Depuis les attaques du 7 octobre, on n’a jamais été si loin de la solution à deux États que soutient le Canada. Mais il n’y a pas de solution de rechange. Le statu quo est impossible. Les récentes attaques du Hamas ont prouvé que le conflit ne se résorbera pas de lui-même, comme la communauté internationale l’avait naïvement espéré après ces dernières années d’accalmie.

Les deux peuples sont condamnés à trouver une façon de cohabiter. Ce ne sont pas les bombes qui mèneront vers une paix durable au Proche-Orient, mais bien les efforts diplomatiques. Autant s’y mettre le plus vite possible.

Même si le Canada n’est pas un acteur de premier plan au Proche-Orient, il peut y jouer un rôle constructif. C’est ce qu’il avait fait dans la foulée des accords d’Oslo, il y a 30 ans, en prenant en main le comité supervisant la délicate question du retour des réfugiés palestiniens.

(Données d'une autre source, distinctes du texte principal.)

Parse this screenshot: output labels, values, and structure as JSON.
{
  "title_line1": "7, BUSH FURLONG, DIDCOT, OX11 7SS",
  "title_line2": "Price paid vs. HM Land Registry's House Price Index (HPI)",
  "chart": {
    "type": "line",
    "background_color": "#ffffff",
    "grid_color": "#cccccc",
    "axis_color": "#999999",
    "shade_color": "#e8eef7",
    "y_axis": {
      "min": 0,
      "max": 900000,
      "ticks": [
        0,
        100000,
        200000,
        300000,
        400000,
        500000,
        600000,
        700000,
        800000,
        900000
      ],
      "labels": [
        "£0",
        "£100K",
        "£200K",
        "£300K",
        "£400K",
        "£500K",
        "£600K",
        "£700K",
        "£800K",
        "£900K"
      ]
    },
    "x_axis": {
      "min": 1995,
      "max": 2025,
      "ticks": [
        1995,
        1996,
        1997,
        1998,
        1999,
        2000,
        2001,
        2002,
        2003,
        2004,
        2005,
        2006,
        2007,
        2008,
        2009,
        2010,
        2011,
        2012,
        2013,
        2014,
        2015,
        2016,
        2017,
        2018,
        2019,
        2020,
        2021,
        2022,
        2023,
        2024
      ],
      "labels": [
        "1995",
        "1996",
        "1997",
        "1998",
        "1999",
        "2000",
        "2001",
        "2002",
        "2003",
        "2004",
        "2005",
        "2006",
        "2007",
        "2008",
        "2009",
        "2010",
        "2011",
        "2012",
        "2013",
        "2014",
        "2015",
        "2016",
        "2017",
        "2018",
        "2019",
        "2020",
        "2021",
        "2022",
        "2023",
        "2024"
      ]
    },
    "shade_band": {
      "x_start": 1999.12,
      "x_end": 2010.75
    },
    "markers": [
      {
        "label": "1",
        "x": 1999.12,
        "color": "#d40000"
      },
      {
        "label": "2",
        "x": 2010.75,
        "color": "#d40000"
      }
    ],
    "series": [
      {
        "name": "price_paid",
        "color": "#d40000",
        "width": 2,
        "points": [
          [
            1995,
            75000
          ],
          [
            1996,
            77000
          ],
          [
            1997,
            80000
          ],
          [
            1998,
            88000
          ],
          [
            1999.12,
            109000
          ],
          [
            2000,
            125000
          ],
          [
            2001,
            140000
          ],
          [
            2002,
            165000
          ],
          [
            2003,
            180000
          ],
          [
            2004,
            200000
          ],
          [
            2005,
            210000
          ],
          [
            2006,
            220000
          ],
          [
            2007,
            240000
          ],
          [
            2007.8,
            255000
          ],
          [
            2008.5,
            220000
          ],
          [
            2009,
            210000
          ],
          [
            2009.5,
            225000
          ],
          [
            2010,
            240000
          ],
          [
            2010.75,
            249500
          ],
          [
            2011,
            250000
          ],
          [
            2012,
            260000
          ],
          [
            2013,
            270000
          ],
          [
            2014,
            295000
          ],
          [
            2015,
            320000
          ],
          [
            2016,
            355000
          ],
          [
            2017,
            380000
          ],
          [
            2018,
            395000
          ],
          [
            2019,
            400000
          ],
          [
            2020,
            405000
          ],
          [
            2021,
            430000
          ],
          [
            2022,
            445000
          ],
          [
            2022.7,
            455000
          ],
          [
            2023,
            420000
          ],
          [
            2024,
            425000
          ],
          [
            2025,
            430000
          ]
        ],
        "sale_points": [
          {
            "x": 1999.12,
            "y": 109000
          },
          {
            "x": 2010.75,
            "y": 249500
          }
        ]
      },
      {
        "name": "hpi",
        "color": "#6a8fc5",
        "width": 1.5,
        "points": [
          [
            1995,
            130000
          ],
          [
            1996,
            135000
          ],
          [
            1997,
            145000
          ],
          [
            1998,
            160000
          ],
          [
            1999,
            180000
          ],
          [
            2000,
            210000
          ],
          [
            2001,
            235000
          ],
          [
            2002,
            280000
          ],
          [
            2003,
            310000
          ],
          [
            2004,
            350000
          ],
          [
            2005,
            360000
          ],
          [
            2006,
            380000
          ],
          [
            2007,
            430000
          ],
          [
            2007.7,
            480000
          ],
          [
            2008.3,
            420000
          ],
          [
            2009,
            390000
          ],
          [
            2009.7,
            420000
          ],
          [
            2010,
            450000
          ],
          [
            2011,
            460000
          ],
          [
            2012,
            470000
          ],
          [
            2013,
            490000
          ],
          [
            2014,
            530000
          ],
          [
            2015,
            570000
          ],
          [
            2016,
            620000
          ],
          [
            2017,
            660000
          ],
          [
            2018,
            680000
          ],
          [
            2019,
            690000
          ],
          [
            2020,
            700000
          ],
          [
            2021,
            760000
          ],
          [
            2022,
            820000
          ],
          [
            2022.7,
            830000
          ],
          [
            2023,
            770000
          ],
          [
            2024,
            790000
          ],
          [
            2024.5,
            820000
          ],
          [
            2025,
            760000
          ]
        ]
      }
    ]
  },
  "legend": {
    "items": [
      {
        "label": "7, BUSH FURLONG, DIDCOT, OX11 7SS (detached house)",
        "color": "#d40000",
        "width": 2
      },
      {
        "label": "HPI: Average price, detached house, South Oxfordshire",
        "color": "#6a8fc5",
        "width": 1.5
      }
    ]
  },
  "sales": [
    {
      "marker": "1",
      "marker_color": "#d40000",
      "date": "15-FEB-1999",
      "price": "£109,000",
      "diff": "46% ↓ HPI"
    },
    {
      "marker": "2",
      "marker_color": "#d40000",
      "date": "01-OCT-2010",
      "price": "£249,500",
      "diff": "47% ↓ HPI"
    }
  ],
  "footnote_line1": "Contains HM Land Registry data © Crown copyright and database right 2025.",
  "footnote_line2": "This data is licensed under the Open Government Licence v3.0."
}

Membre fondateur de l’ONU, idéateur des Casques bleus, le Canada avait fait des missions de paix sa marque de commerce à l’international. Mais depuis, la politique étrangère d’Ottawa a perdu de sa force de frappe parce qu’elle s’adresse davantage aux Canadiens et à Washington, à qui elle ne veut pas déplaire.

Si Ottawa veut que sa voix porte à l’international, il doit faire preuve d’audace et mettre de l’avant des initiatives susceptibles de faire débloquer les discussions. Et au bout du compte, aider les Israéliens et les Palestiniens à trouver ensemble une solution pour la bande de Gaza, le jour après la guerre.

La position de La Presse

Il faut réfléchir aujourd’hui à ce qu’il adviendra de la bande de Gaza demain. Le Canada doit retrouver la voix qu’il a déjà eue dans le passé s’il veut jouer un rôle constructif dans la recherche d’une solution durable au Proche-Orient.